CDC critics, including the National Rifle Association, have complained that gun control is not a public-health problem, that the agency is neither objective nor scientific, just anti-gun.

“We took firearm injuries away from the political, philosophical debate and put it on scientific ground,” counters Rosenberg, who began working in CDC’s violence epidemiology branch more than a decade ago. The research is shocking: If you keep a gun in your home, for every time it is used to kill an intruder, it is used 43 times in a murder or unintentional homicide or suicide of someone who lives in the house.

“Our response to gun control is not all-or-none,” says Rosenberg. “We didn’t have to ban cars to make them safer. We can change behaviors, modify the environment. Reduce the number of guns, control access to them, how they are stored and carried, do away with automatic weapons.”

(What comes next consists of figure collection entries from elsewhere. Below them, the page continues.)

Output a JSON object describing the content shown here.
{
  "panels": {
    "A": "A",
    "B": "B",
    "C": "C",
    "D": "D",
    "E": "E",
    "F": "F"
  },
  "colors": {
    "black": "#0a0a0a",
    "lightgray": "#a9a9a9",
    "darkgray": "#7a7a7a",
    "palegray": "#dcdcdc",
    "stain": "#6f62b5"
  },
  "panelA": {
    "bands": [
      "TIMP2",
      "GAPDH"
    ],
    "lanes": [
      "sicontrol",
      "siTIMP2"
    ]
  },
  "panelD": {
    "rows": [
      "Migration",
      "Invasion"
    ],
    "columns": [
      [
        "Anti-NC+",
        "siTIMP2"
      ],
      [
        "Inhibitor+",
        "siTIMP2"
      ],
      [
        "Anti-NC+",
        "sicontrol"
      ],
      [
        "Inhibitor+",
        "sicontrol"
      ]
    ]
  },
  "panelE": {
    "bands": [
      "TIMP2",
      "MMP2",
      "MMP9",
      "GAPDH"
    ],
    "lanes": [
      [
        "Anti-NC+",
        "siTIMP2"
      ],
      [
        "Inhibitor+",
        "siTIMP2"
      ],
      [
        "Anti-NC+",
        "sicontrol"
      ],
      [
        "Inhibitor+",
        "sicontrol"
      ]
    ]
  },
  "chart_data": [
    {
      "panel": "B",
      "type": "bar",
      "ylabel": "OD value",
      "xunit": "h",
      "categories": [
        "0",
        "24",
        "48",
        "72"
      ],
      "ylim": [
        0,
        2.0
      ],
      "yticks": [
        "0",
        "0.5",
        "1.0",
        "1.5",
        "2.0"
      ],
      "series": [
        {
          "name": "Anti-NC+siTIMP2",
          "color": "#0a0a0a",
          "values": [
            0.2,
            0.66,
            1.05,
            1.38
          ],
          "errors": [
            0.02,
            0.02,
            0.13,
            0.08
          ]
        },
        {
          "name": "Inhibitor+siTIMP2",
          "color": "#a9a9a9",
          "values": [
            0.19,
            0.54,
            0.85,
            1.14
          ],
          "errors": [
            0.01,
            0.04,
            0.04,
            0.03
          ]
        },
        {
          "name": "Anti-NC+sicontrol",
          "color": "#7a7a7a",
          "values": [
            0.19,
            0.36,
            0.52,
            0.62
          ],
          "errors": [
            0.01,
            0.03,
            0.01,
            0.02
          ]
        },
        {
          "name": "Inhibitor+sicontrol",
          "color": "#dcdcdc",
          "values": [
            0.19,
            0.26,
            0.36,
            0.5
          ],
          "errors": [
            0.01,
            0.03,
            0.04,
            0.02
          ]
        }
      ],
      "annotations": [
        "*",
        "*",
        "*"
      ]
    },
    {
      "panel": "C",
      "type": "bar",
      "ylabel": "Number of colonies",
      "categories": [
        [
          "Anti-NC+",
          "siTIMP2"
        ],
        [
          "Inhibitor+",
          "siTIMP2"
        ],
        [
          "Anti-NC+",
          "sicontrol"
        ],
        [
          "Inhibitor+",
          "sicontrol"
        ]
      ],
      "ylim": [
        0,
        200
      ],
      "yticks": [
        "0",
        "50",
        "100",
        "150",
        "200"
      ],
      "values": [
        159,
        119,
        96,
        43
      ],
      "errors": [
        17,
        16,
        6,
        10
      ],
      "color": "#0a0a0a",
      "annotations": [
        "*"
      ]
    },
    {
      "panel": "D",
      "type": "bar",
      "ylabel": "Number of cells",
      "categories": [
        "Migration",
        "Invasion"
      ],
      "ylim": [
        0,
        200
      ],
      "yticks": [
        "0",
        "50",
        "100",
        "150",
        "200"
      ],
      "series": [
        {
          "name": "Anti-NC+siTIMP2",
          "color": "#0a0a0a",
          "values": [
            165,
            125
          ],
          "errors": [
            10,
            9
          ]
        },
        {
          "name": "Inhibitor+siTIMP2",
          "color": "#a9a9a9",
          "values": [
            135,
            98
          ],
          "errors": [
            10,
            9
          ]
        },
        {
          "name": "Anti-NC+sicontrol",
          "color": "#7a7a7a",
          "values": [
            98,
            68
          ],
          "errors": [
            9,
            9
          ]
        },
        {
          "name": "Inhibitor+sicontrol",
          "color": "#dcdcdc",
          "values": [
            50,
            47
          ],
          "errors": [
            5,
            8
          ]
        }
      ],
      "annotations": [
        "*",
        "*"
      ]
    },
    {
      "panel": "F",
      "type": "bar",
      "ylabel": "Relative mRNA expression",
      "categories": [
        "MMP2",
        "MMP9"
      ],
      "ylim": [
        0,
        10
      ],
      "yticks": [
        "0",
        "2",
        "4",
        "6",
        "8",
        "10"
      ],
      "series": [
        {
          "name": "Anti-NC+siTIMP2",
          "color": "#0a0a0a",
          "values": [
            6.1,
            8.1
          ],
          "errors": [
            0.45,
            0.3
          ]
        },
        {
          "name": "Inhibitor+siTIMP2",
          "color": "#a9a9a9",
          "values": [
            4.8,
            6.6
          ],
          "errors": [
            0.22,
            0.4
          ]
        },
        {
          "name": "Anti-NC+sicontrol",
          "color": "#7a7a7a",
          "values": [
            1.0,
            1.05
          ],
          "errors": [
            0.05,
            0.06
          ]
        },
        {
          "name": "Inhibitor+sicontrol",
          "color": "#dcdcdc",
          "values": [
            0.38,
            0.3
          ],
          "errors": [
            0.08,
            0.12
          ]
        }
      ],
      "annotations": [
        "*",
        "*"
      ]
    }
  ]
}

Violence and risky sex are behaviors that may prove more resistant than any virus or bacteria, embedded as they are in the American psyche, reinforced as they are in broken homes, on street corners, and in the virtual reality of video and movies. Violence is more prevalent in America than alcoholism. Homosexual men may have reduced their risk of exposure to AIDS by modifying their sexual behavior, but the population of young heterosexual males David Satcher is targeting has been especially resistant to other public health messages.

The problem may lie beyond the reach of the CDC’s determined epidemiologists. There is increasing evidence of a genetic link to aggressive behavior. Broken homes, broken families, deprivation, drugs, and poverty may alter the balance of chemicals deep in the brain and trigger aggression. These are highly charged issues. Recently, the Reverend Jesse Jackson’s singling out a violent subpopulation he labeled “Bad Black Brothers” triggered a backlash among some African Americans worried about the dangers of negative stereotyping.

In leading CDC, David Satcher must be sensitive to these and a thousand other issues. He must be aggressive and thick-skinned, political but never partisan. “We’ve got to continue to reinvent ourselves,” he says. If CDC doesn’t, there are a lot of folk out there who will.

Vincent Coppola was an Atlanta magazine contributing editor.